Diagram showing the relocation process and highlights the Cutover step in the Move phase. In the relocation process, there are two phases and five steps. The first phase is the Initiate phase, and it has one step called Initiate. The second phase is the Move phase, and it has four steps that you repeat for each workload. The steps are Evaluate, Select, Migrate, and Cutover.

Test and validate migrated services and data. Test and validate the workload and dependencies to ensure the relocation was successful. Investigate and remediate bugs or issues related to scripts built by the relocation delivery team. You should run user acceptance tests (UATs). It's a best practice to assign different users to various parts of the application for UAT. You want to receive confirmation from users that the workload functions before switching the endpoints.

Switch endpoints. You should execute the cutover plan from the Select step of the relocation process. Have a failover strategy in place for urgent fixes.

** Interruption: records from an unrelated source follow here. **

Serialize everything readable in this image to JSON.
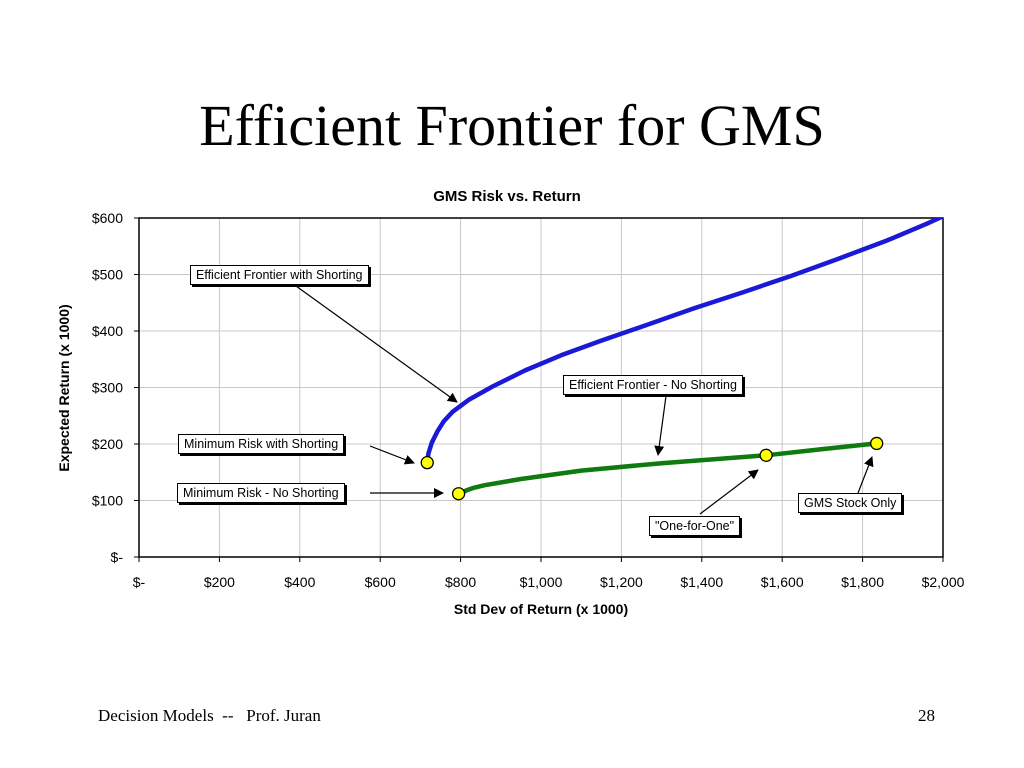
{
  "slide": {
    "title": "Efficient Frontier for GMS",
    "footer_left": "Decision Models  --   Prof. Juran",
    "page_number": "28"
  },
  "chart_data": {
    "type": "line",
    "title": "GMS Risk vs. Return",
    "xlabel": "Std Dev of Return (x 1000)",
    "ylabel": "Expected Return (x 1000)",
    "xlim": [
      0,
      2000
    ],
    "ylim": [
      0,
      600
    ],
    "x_ticks": [
      0,
      200,
      400,
      600,
      800,
      1000,
      1200,
      1400,
      1600,
      1800,
      2000
    ],
    "x_tick_labels": [
      "$-",
      "$200",
      "$400",
      "$600",
      "$800",
      "$1,000",
      "$1,200",
      "$1,400",
      "$1,600",
      "$1,800",
      "$2,000"
    ],
    "y_ticks": [
      0,
      100,
      200,
      300,
      400,
      500,
      600
    ],
    "y_tick_labels": [
      "$-",
      "$100",
      "$200",
      "$300",
      "$400",
      "$500",
      "$600"
    ],
    "grid": true,
    "series": [
      {
        "color": "#1a1ad6",
        "points": [
          [
            717,
            167
          ],
          [
            720,
            183
          ],
          [
            728,
            202
          ],
          [
            742,
            222
          ],
          [
            758,
            240
          ],
          [
            780,
            257
          ],
          [
            820,
            278
          ],
          [
            880,
            302
          ],
          [
            960,
            330
          ],
          [
            1050,
            357
          ],
          [
            1150,
            383
          ],
          [
            1260,
            410
          ],
          [
            1380,
            440
          ],
          [
            1500,
            468
          ],
          [
            1620,
            497
          ],
          [
            1740,
            528
          ],
          [
            1860,
            560
          ],
          [
            1960,
            590
          ],
          [
            2000,
            603
          ]
        ]
      },
      {
        "color": "#0f7a0f",
        "points": [
          [
            795,
            112
          ],
          [
            800,
            113
          ],
          [
            815,
            118
          ],
          [
            830,
            122
          ],
          [
            860,
            127
          ],
          [
            950,
            138
          ],
          [
            1100,
            153
          ],
          [
            1300,
            166
          ],
          [
            1560,
            180
          ],
          [
            1700,
            191
          ],
          [
            1835,
            201
          ]
        ]
      }
    ],
    "markers": [
      {
        "x": 717,
        "y": 167
      },
      {
        "x": 795,
        "y": 112
      },
      {
        "x": 1560,
        "y": 180
      },
      {
        "x": 1835,
        "y": 201
      }
    ],
    "marker_color": "#ffff00",
    "annotations": {
      "ef_shorting": "Efficient Frontier with Shorting",
      "ef_no_shorting": "Efficient Frontier - No Shorting",
      "min_risk_shorting": "Minimum Risk with Shorting",
      "min_risk_no_shorting": "Minimum Risk - No Shorting",
      "one_for_one": "\"One-for-One\"",
      "gms_stock_only": "GMS Stock Only"
    }
  }
}
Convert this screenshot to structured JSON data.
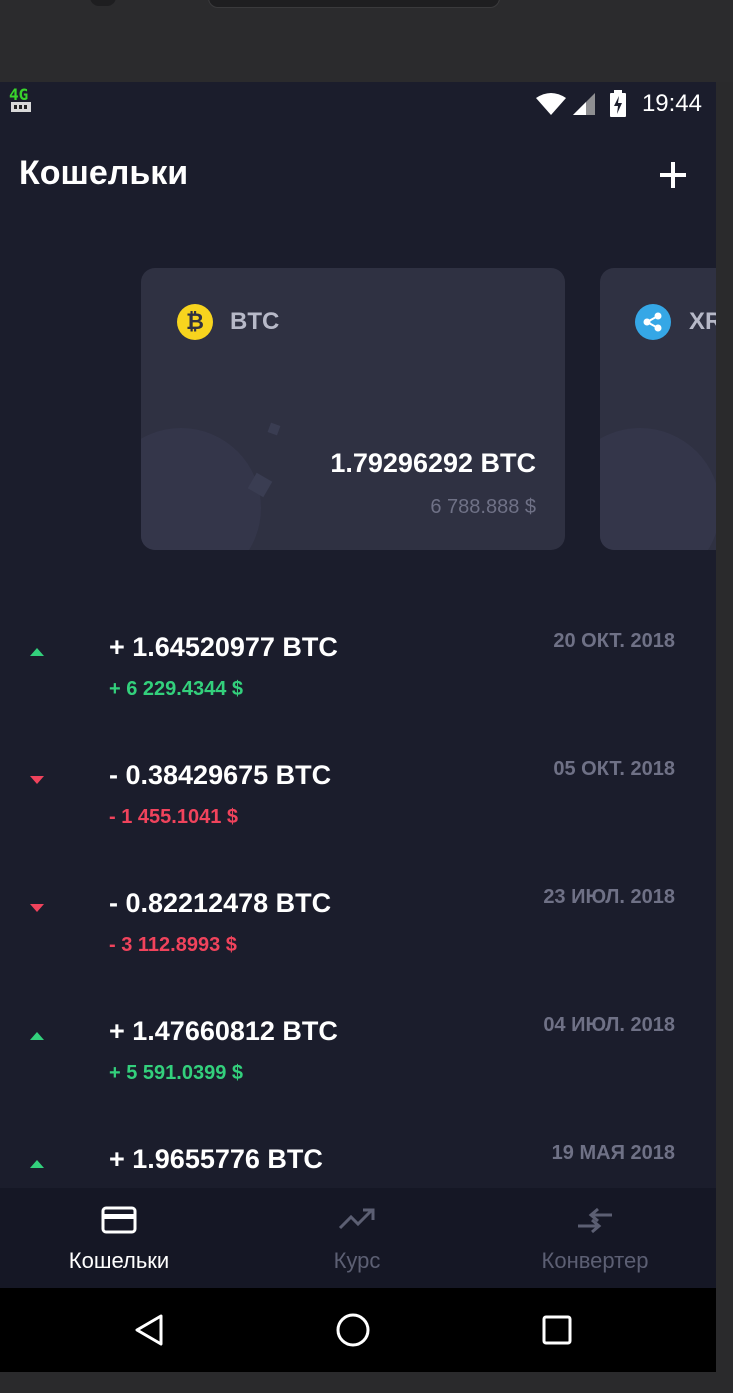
{
  "status_bar": {
    "time": "19:44",
    "network_label": "4G"
  },
  "header": {
    "title": "Кошельки",
    "add_icon": "plus-icon"
  },
  "cards": [
    {
      "coin": "BTC",
      "icon": "bitcoin-icon",
      "icon_glyph": "₿",
      "icon_color": "#f7d41e",
      "amount": "1.79296292 BTC",
      "fiat": "6 788.888 $"
    },
    {
      "coin": "XR",
      "icon": "ripple-icon",
      "icon_color": "#35a7e6"
    }
  ],
  "transactions": [
    {
      "direction": "up",
      "amount": "+ 1.64520977 BTC",
      "fiat": "+ 6 229.4344 $",
      "date": "20 ОКТ. 2018"
    },
    {
      "direction": "down",
      "amount": "- 0.38429675 BTC",
      "fiat": "- 1 455.1041 $",
      "date": "05 ОКТ. 2018"
    },
    {
      "direction": "down",
      "amount": "- 0.82212478 BTC",
      "fiat": "- 3 112.8993 $",
      "date": "23 ИЮЛ. 2018"
    },
    {
      "direction": "up",
      "amount": "+ 1.47660812 BTC",
      "fiat": "+ 5 591.0399 $",
      "date": "04 ИЮЛ. 2018"
    },
    {
      "direction": "up",
      "amount": "+ 1.9655776 BTC",
      "fiat": "",
      "date": "19 МАЯ 2018"
    }
  ],
  "bottom_nav": [
    {
      "label": "Кошельки",
      "icon": "wallet-card-icon",
      "active": true
    },
    {
      "label": "Курс",
      "icon": "trending-up-icon",
      "active": false
    },
    {
      "label": "Конвертер",
      "icon": "convert-arrows-icon",
      "active": false
    }
  ],
  "colors": {
    "background": "#1b1d2c",
    "card": "#2f3142",
    "positive": "#33d07c",
    "negative": "#f0435c",
    "muted": "#6f7186"
  }
}
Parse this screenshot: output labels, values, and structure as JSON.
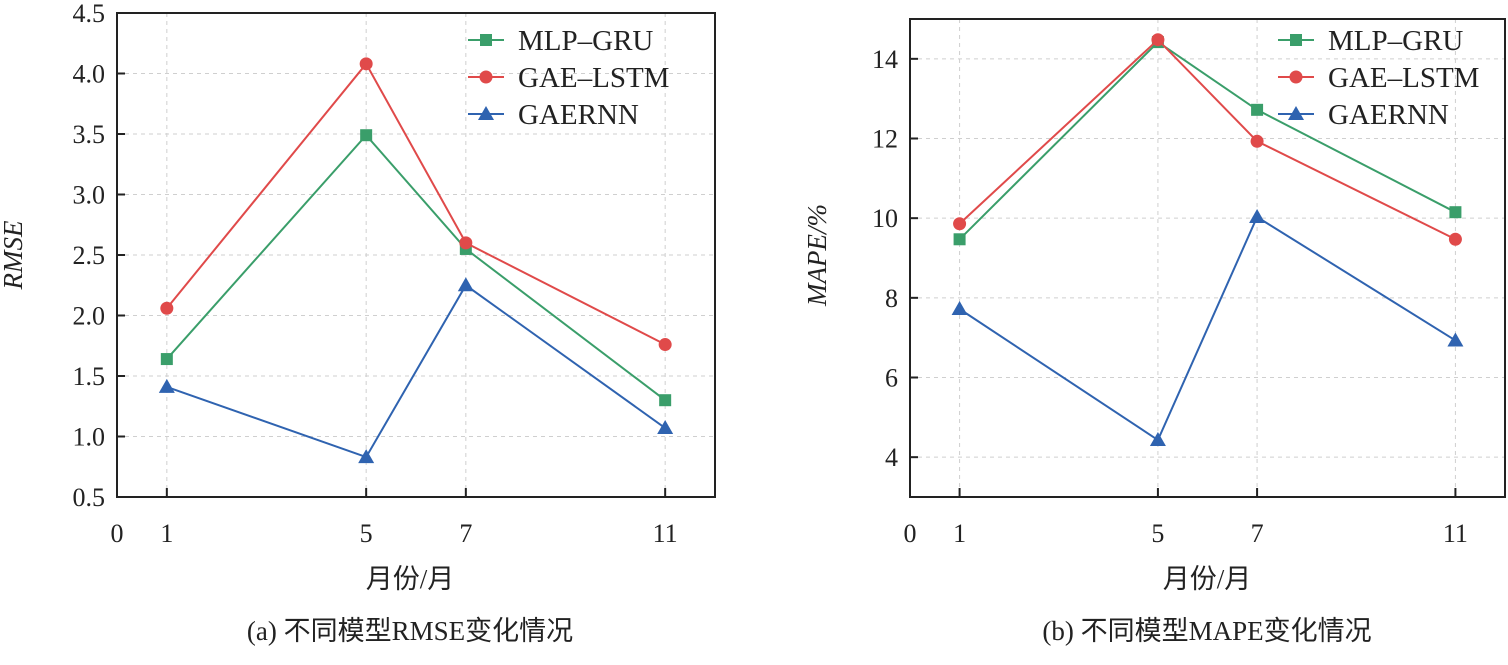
{
  "chart_data": [
    {
      "type": "line",
      "title": "(a) 不同模型RMSE变化情况",
      "xlabel": "月份/月",
      "ylabel": "RMSE",
      "x": [
        1,
        5,
        7,
        11
      ],
      "xlim": [
        0,
        12
      ],
      "ylim": [
        0.5,
        4.5
      ],
      "xticks": [
        "0",
        "1",
        "5",
        "7",
        "11"
      ],
      "xtick_values": [
        0,
        1,
        5,
        7,
        11
      ],
      "yticks": [
        "0.5",
        "1.0",
        "1.5",
        "2.0",
        "2.5",
        "3.0",
        "3.5",
        "4.0",
        "4.5"
      ],
      "ytick_values": [
        0.5,
        1.0,
        1.5,
        2.0,
        2.5,
        3.0,
        3.5,
        4.0,
        4.5
      ],
      "grid": true,
      "legend_position": "top-right",
      "series": [
        {
          "name": "MLP–GRU",
          "color": "#3a9e6a",
          "marker": "square",
          "values": [
            1.64,
            3.49,
            2.55,
            1.3
          ]
        },
        {
          "name": "GAE–LSTM",
          "color": "#e04a4a",
          "marker": "circle",
          "values": [
            2.06,
            4.08,
            2.6,
            1.76
          ]
        },
        {
          "name": "GAERNN",
          "color": "#2f63b0",
          "marker": "triangle",
          "values": [
            1.41,
            0.83,
            2.25,
            1.07
          ]
        }
      ]
    },
    {
      "type": "line",
      "title": "(b) 不同模型MAPE变化情况",
      "xlabel": "月份/月",
      "ylabel": "MAPE/%",
      "x": [
        1,
        5,
        7,
        11
      ],
      "xlim": [
        0,
        12
      ],
      "ylim": [
        3,
        15
      ],
      "xticks": [
        "0",
        "1",
        "5",
        "7",
        "11"
      ],
      "xtick_values": [
        0,
        1,
        5,
        7,
        11
      ],
      "yticks": [
        "4",
        "6",
        "8",
        "10",
        "12",
        "14"
      ],
      "ytick_values": [
        4,
        6,
        8,
        10,
        12,
        14
      ],
      "grid": true,
      "legend_position": "top-right",
      "series": [
        {
          "name": "MLP–GRU",
          "color": "#3a9e6a",
          "marker": "square",
          "values": [
            9.47,
            14.42,
            12.72,
            10.15
          ]
        },
        {
          "name": "GAE–LSTM",
          "color": "#e04a4a",
          "marker": "circle",
          "values": [
            9.86,
            14.48,
            11.93,
            9.47
          ]
        },
        {
          "name": "GAERNN",
          "color": "#2f63b0",
          "marker": "triangle",
          "values": [
            7.72,
            4.43,
            10.03,
            6.93
          ]
        }
      ]
    }
  ]
}
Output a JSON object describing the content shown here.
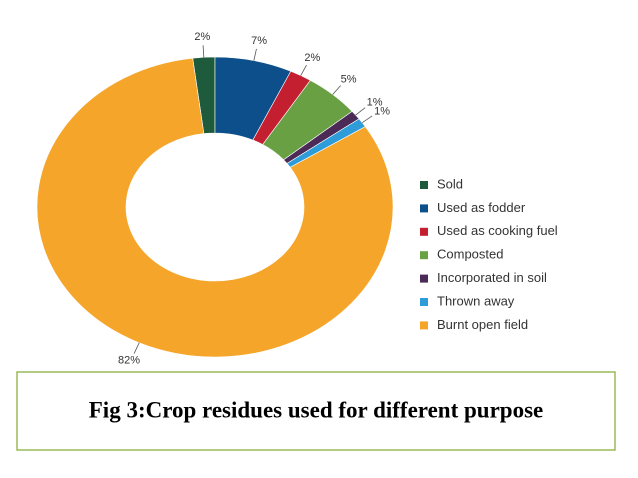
{
  "chart_data": {
    "type": "pie",
    "title": "Fig 3:Crop residues used for different purpose",
    "categories": [
      "Sold",
      "Used as fodder",
      "Used as cooking fuel",
      "Composted",
      "Incorporated in soil",
      "Thrown away",
      "Burnt open field"
    ],
    "values": [
      2,
      7,
      2,
      5,
      1,
      1,
      82
    ],
    "value_labels": [
      "2%",
      "7%",
      "2%",
      "5%",
      "1%",
      "1%",
      "82%"
    ],
    "colors": [
      "#1e5a3c",
      "#0d4f8b",
      "#c41f30",
      "#69a044",
      "#4b2a57",
      "#2e9cd8",
      "#f5a52a"
    ],
    "donut": true,
    "legend": "right"
  }
}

Validate traffic. Validate the traffic is routed to the target region, for example, by running smoke tests. You should communicate the relocation progress to users so they're informed. Also, check the workload metrics and logs to confirmation the workload is working properly.

Fix if necessary. If something goes wrong, you should implement the failover plan or apply an urgent fix to stabilize the deployment.

Review operational configurations. Make sure you turn on or configure the new workload environments, including the updated artifacts (config files, wikis, readme), infrastructure as code (IaC), pipelines for your new environment. You should follow all Azure Advisor recommendations and configuring items such as backups, security controls, logging, and cost reporting.

Next steps

Repeat the Move phase for each workload. If you have more workloads to relocate, return to the Evaluate step and repeat the four steps of the Move phase until you complete the relocation project. Otherwise, you need to formally close the relocation project.

Close project. After you're done relocating, you should officially close the relocation project. Closure should take place two weeks after the final cutover. You need time to assess the success of the relocation and create a report for stakeholders to review. Business and technical stakeholders should review the report and approve.

Modernize workloads. Depending on the state of your workload, you might want to continue with our adopt guidance for modernizing workloads with Azure platform-as-a-service solutions (PaaS) or conduct a well-architected review to determine areas of improvement.